On the way out to Willow Ridge, the phone in the kitchen rang and Blue, a glass of cloudy apple juice in one hand and the laces of a high-top sneaker in the other, grabbed it.

"Hello?"

"I’d like to speak to Blue, please, if she’s in."

It was Gansey’s unmistakable, polite voice, the one he used to turn straw into gold. Clearly, he had known what he risked calling here, and clearly, he had been prepared to speak to someone other than Blue about it. Despite her growing suspicion that her secrecy couldn’t last, she wasn’t sure how she felt about the fact that he could’ve blown her cover.

"Blue is getting ready to go walk other people’s dogs," she said, setting down the juice and tugging on the sneaker, phone shoved between her ear and shoulder. "And it’s a good thing you got her and not someone else."

"I was prepared for that eventuality," Gansey said. It was strange to hear him over the phone; his voice didn’t quite sound like his face looked. "Still, I’m glad I caught you. How are you doing? Well, I trust?"

He doesn’t mean to be condescending, Blue told herself. She told herself several times. "You trust right."

"Brilliant. Look. Adam’s working today and Ronan’s at church with his brothers, but I’d like to go out and just … look around." He added, quickly, "Not to the woods. I was thinking maybe to that church on your map. Do you want to …"

He faltered. Gansey was faltering? It took Blue a moment of his silence to realize that he was asking if she wanted to go with him. It took her another moment to realize that she’d never been anywhere with him without the other boys.

"I have to walk dogs."

"Oh," Gansey replied, sounding deflated. "Well, okay."
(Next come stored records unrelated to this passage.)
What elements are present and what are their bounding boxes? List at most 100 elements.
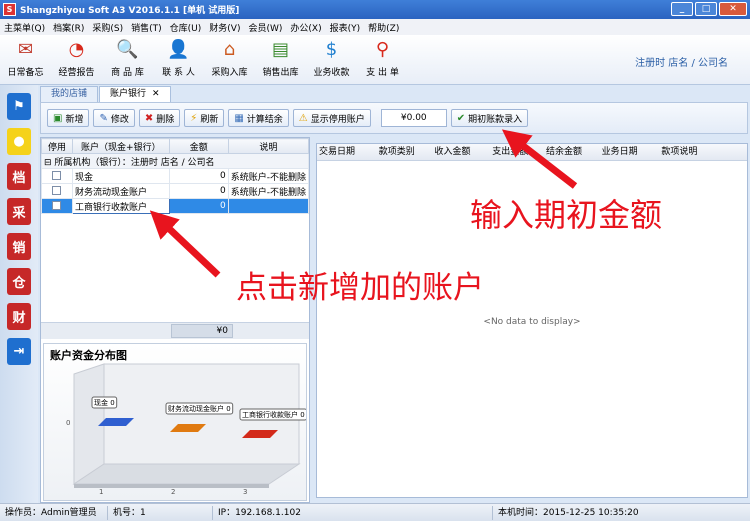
opening-label: 期初账款录入 bbox=[468, 114, 523, 125]
toolbar-button-4[interactable]: 👤 联 系 人 bbox=[153, 35, 204, 85]
toolbar-button-3[interactable]: 🔍 商 品 库 bbox=[102, 35, 153, 85]
minimize-button[interactable]: _ bbox=[671, 2, 693, 16]
delete-button[interactable]: ✖ 删除 bbox=[138, 109, 181, 127]
tab-close-icon[interactable]: ✕ bbox=[152, 89, 160, 99]
account-name: 现金 bbox=[71, 168, 170, 184]
table-row[interactable]: 现金 0 系统账户-不能删除 bbox=[41, 168, 310, 184]
menu-main[interactable]: 主菜单(Q) bbox=[4, 21, 45, 34]
table-row-selected[interactable]: 工商银行收款账户 0 bbox=[41, 198, 310, 214]
account-name: 财务流动现金账户 bbox=[71, 183, 170, 199]
bar-value-label: 现金 0 bbox=[94, 398, 115, 407]
menu-archive[interactable]: 档案(R) bbox=[53, 21, 84, 34]
tab-strip: 我的店铺 账户银行 ✕ bbox=[40, 86, 172, 102]
edit-icon: ✎ bbox=[99, 112, 108, 124]
accounts-table: 停用 账户（现金+银行） 金额 说明 ⊟ 所属机构（银行）：注册时 店名 / 公… bbox=[41, 138, 310, 214]
toolbar-button-2[interactable]: ◔ 经营报告 bbox=[51, 35, 102, 85]
menu-purchase[interactable]: 采购(S) bbox=[92, 21, 123, 34]
menu-sales[interactable]: 销售(T) bbox=[131, 21, 162, 34]
delete-label: 删除 bbox=[156, 114, 175, 125]
account-name-editor[interactable]: 工商银行收款账户 bbox=[71, 198, 170, 214]
group-row[interactable]: ⊟ 所属机构（银行）：注册时 店名 / 公司名 bbox=[41, 153, 309, 169]
col-6[interactable]: 业务日期 bbox=[600, 144, 660, 160]
toolbar-button-7[interactable]: $ 业务收款 bbox=[306, 35, 357, 85]
refresh-icon: ⚡ bbox=[190, 112, 198, 124]
toolbar-button-5[interactable]: ⌂ 采购入库 bbox=[204, 35, 255, 85]
shop-name: 注册时 店名 / 公司名 bbox=[635, 58, 728, 69]
sidebar-cang-icon[interactable]: 仓 bbox=[7, 268, 31, 295]
account-amount: 0 bbox=[168, 183, 229, 199]
opening-amount-input[interactable]: ¥0.00 bbox=[380, 109, 447, 127]
summary-bar: ¥0 bbox=[41, 322, 309, 339]
show-disabled-button[interactable]: ⚠ 显示停用账户 bbox=[292, 109, 371, 127]
toolbar-button-8[interactable]: ⚲ 支 出 单 bbox=[357, 35, 408, 85]
no-data-text: <No data to display> bbox=[483, 317, 581, 327]
table-row[interactable]: 财务流动现金账户 0 系统账户-不能删除 bbox=[41, 183, 310, 199]
y-tick-label: 0 bbox=[66, 419, 70, 427]
sidebar-dang-icon[interactable]: 档 bbox=[7, 163, 31, 190]
status-machine: 机号：1 bbox=[108, 505, 213, 520]
tab-account-bank[interactable]: 账户银行 ✕ bbox=[99, 86, 171, 102]
left-sidebar: ⚑ ● 档采销仓财 ⇥ bbox=[0, 85, 38, 503]
add-button[interactable]: ▣ 新增 bbox=[47, 109, 90, 127]
col-amount[interactable]: 金额 bbox=[168, 138, 229, 154]
tab-label: 我的店铺 bbox=[51, 89, 88, 99]
calculator-icon: ▦ bbox=[234, 112, 244, 124]
magnifier-icon: 🔍 bbox=[116, 39, 139, 60]
app-icon: S bbox=[3, 3, 16, 16]
x-tick-label: 3 bbox=[243, 488, 247, 496]
calc-balance-button[interactable]: ▦ 计算结余 bbox=[228, 109, 289, 127]
flag-icon[interactable]: ⚑ bbox=[7, 93, 31, 120]
disable-checkbox[interactable] bbox=[52, 171, 62, 180]
col-2[interactable]: 款项类别 bbox=[377, 144, 433, 160]
col-5[interactable]: 结余金额 bbox=[544, 144, 600, 160]
warning-icon: ⚠ bbox=[298, 112, 308, 124]
menu-office[interactable]: 办公(X) bbox=[290, 21, 321, 34]
disable-checkbox[interactable] bbox=[52, 186, 62, 195]
menu-help[interactable]: 帮助(Z) bbox=[368, 21, 399, 34]
col-1[interactable]: 交易日期 bbox=[317, 144, 377, 160]
annotation-top: 输入期初金额 bbox=[470, 196, 663, 234]
toolbar-label: 采购入库 bbox=[211, 68, 248, 78]
toolbar-button-1[interactable]: ✉ 日常备忘 bbox=[0, 35, 51, 85]
account-note: 系统账户-不能删除 bbox=[227, 183, 310, 199]
collapse-icon[interactable]: ⊟ bbox=[44, 158, 54, 168]
col-4[interactable]: 支出金额 bbox=[490, 144, 544, 160]
chart-back-wall-left bbox=[73, 363, 105, 485]
tab-my-shop[interactable]: 我的店铺 bbox=[40, 86, 99, 102]
toolbar-button-6[interactable]: ▤ 销售出库 bbox=[255, 35, 306, 85]
account-note: 系统账户-不能删除 bbox=[227, 168, 310, 184]
edit-label: 修改 bbox=[110, 114, 129, 125]
mail-icon: ✉ bbox=[17, 39, 34, 60]
disable-checkbox[interactable] bbox=[52, 201, 62, 210]
account-note bbox=[227, 198, 310, 214]
sidebar-cai-icon[interactable]: 采 bbox=[7, 198, 31, 225]
toolbar-label: 业务收款 bbox=[313, 68, 350, 78]
bar-value-label: 财务流动现金账户 0 bbox=[168, 404, 231, 413]
action-bar: ▣ 新增 ✎ 修改 ✖ 删除 ⚡ 刷新 ▦ 计算结余 ⚠ 显示停用账户 ¥0.00 ✔ 期初账… bbox=[40, 102, 748, 134]
tab-label: 账户银行 bbox=[110, 89, 147, 99]
exit-icon[interactable]: ⇥ bbox=[7, 338, 31, 365]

"But it’ll only take an hour."

"Oh," he repeated, about fourteen shades brighter. "Shall I pick you up, then?"

Blue glanced furtively over her shoulder toward the living room. "Oh no — I’ll, uh, meet you in the parking lot."

"Brilliant," he said again. "Top shelf. I think this’ll be interesting. See you in an hour."

Top shelf? Gansey without Adam — Blue wasn’t certain how this would work. Despite Adam’s tentative interest in her, the boys seemed to act as a unit, a single, multiheaded entity. To see any of them without the presence of the others felt a little … dangerous.

But there wasn’t an option of not going with Gansey. She wanted to explore as much as he did.

No sooner had Blue hung up than she heard her name being called.

"Bloo-OOOO-oooooo, my child, my child, come in here!"

This was Maura’s voice, and the sing-song rhythm to it was highly ironic. With a sinking sensation, Blue followed it into the living room, where she found Maura, Calla, and Persephone drinking what Blue suspected were screwdrivers. When she walked into the room, the women all looked up at her with indolent smiles. A pack of lionesses.

Blue raised her eyebrows at the cocktails. The morning light through the windows turned the drinks a brilliant, translucent yellow. "It’s only ten o’clock."